BincangMuslimah.Com – Menghadiri resepsi pernikahan hukumnya wajib, sebagian ulama mengatakan sunnah. Berdasarkan hadis shahih riwayat Bukhari dan Muslim:
إذَا دُعِيَ أَحَدُكُمْ إلَى الْوَلِيمَةِ فَلْيَأْتِهَا
Artinya: Apabila salah satu dari kalian diundang ke walimah maka penuhilah undangan tersebut. (HR. Bukhari)
Begitu juga tekhs hadis lain menyebutkan.
شَرُّ الطَّعَامِ طَعَامُ الْوَلِيمَةِ يُدْعَى لَهَا الْأَغْنِيَاءُ وَتُتْرَكُ الْفُقَرَاءُ ، وَمَنْ لَمْ يُجِبْ الدَّعْوَةَ فَقَدْ عَصَى اللَّهَ وَرَسُولَهُ
Artinya: seburuk-buruknya makanan adalah makanan yang berada dalam pesta pernikahan dan di dalamnya diundang orang kaya sedangkan orang fakir ditinggalkan.
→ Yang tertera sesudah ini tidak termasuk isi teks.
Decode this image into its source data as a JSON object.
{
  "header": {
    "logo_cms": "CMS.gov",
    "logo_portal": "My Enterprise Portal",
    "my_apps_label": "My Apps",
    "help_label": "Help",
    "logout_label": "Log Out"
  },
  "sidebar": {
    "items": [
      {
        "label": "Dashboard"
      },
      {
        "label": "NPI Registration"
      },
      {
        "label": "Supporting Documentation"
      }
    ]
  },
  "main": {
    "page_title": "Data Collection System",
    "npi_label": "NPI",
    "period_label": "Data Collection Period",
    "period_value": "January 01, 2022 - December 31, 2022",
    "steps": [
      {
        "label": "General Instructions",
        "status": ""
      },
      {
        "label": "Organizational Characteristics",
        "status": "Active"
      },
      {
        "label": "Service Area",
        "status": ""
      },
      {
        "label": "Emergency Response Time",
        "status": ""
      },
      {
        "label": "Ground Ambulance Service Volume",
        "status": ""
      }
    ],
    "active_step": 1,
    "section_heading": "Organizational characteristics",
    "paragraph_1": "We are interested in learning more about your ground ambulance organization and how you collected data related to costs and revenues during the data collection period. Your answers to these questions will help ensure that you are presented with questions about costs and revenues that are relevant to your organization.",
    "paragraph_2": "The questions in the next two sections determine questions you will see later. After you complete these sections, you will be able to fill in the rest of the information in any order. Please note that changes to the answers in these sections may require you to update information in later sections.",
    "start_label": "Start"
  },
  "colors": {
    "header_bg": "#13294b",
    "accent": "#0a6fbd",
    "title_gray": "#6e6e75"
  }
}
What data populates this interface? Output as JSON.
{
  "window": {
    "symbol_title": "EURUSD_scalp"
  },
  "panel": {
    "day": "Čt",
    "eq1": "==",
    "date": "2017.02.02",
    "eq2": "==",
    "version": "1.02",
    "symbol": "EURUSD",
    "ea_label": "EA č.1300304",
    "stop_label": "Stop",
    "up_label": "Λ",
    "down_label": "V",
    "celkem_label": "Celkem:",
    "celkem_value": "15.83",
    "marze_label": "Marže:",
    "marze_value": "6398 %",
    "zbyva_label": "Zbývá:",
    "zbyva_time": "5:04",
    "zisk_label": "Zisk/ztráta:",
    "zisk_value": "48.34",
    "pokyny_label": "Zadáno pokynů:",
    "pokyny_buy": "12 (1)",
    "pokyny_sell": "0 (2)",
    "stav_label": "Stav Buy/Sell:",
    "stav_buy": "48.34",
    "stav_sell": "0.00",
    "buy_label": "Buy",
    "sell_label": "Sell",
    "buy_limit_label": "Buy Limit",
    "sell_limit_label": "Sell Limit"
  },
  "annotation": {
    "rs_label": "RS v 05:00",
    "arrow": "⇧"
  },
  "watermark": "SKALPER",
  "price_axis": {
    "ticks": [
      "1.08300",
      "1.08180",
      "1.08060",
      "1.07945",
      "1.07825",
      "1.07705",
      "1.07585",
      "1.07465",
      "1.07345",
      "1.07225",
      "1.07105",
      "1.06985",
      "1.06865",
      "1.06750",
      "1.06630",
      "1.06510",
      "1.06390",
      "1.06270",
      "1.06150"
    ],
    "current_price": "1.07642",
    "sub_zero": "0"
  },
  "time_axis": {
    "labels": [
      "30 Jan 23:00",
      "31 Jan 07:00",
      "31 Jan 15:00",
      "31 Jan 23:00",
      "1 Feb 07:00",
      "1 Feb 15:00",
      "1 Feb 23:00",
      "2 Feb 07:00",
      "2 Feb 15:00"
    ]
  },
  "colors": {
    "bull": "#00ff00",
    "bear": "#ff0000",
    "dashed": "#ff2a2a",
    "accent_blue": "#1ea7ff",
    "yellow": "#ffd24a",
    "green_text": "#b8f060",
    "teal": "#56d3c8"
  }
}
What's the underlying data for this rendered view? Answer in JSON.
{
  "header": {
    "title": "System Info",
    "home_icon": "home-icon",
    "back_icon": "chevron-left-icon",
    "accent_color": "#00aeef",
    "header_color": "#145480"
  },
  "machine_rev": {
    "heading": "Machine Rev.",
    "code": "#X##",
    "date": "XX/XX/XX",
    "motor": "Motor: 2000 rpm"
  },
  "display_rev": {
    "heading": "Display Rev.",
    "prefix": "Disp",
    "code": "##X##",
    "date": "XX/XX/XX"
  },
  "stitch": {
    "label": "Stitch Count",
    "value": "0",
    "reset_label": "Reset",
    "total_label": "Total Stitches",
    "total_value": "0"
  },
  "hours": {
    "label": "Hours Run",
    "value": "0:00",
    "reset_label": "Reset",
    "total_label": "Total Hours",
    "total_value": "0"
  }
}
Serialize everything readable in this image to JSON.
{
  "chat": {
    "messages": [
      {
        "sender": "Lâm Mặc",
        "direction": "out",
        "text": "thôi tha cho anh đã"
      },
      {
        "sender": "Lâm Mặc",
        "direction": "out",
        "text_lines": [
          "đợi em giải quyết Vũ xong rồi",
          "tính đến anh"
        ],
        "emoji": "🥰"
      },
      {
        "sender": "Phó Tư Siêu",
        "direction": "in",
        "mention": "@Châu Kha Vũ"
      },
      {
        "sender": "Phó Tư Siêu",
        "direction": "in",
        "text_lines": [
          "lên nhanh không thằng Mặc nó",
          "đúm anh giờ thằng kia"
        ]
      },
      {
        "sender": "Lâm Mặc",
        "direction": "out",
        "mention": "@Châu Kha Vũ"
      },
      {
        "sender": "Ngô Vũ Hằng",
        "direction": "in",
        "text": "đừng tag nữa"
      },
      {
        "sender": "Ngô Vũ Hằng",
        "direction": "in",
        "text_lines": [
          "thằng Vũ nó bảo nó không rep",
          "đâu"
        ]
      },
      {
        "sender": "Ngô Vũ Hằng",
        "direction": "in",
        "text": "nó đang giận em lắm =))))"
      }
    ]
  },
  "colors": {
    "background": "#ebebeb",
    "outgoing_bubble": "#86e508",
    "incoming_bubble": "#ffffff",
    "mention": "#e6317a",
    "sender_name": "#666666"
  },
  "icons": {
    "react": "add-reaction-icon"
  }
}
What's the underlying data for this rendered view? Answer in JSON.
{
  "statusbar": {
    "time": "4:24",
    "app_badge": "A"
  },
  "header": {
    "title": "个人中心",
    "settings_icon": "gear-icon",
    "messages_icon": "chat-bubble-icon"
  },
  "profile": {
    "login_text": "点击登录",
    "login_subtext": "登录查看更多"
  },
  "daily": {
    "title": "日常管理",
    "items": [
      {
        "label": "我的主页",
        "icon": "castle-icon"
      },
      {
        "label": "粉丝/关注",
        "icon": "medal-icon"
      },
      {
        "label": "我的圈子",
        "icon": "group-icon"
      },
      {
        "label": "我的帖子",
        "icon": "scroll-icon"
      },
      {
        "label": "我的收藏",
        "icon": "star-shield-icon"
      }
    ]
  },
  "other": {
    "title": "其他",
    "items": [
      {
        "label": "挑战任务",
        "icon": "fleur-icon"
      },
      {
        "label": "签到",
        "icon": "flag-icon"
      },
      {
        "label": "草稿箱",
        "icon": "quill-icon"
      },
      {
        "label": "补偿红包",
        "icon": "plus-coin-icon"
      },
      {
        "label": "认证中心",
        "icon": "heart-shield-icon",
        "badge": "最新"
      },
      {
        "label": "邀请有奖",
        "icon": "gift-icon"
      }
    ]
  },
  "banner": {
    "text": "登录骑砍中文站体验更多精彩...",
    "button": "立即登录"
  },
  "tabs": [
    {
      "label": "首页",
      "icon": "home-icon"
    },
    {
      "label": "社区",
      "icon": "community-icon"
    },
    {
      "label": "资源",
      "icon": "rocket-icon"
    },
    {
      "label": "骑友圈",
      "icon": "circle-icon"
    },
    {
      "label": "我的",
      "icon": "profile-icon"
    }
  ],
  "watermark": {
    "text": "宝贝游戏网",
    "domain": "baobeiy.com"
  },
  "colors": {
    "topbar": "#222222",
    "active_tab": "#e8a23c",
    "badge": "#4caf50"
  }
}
Dan barang siapa yang tidak memenuhi undangan maka ia telah melakukan maksiat kepada Allah dan Rasulnya.
Dalam Mughni al-Muhtaj disebutkan bahwa sebagian ulama mengatakan, memenuhi undangan pernikahan hukumnya fardhu kifayah, artinya kewajibannya dilimpahkan kepada sebagian kelompok masyarakat saja bukan tiap individu. Sebagian ada pula yang mengatakan bahwa menghadiri undangan pernikahan hukumnya sunnah tapi pendapat ini sedikit diikuti. Karena tujuan dari resepsi adalah untuk mensyiarkan pernikahan agar masyarakat tahu bahwa kedua pasangan telah sah sehingga tidak timbul tuduhan dan fitnah.
Namun bagaimana jika yang mengundang adalah orang non muslim? Terutama bagi warga perkotaan yang memiliki lingkaran pertemanan di dunia kerja. Seringkali terdapat orang non muslim di dalamnya. Kemudian saat memiliki hajat pernikahan, mereka mengundang rekan-rekan kerjanya termasuk yang muslim.
Syek Khatib Syirbini dalam Mughni al-Muhtaj pun mengemukakakan tidak wajibnya memenuhi undangan non-muslim karena dikhawatirkan terdapat makanan yang tidak halal dan tercampur dengan makanan halal lainnya.
فَلَوْ كَانَ كَافِرًا لَمْ تَجِبْ إجَابَتُهُ لِانْتِفَاءِ طَلَبِ الْمَوَدَّةِ مَعَهُ ، وَلِأَنَّهُ يُسْتَقْذَرُ طَعَامُهُ لِاحْتِمَالِ نَجَاسَتِهِ وَفَسَادِ تَصَرُّفِهِ
Artinya: jika seseorang yang mengundang adalah orang -non muslim maka tidak wajib untuk memenuhi undangan tersebut dikarenakan tidak ada unsur kedekatan (tali kasih) dengannya, dan khawatir tidak steril dari najis dan keharaman yang bukan sebab zatnya (seperti nafkah dari hasil perbuatan haram).
Namun jika memang tidak khawatir akan adanya makanan yang haram atau bercampur dengan yang haram maka diperbolehkan untuk hadir. Karena kita tinggal di negara mayoritas muslim maka biasanya non-muslim akan memberikan sajian khusus dengan wadah yang berbeda pula dari makanan yang tidak diperbolehkan untuk dikonsumsi oleh muslim. Wallahu a’lam bisshowaab.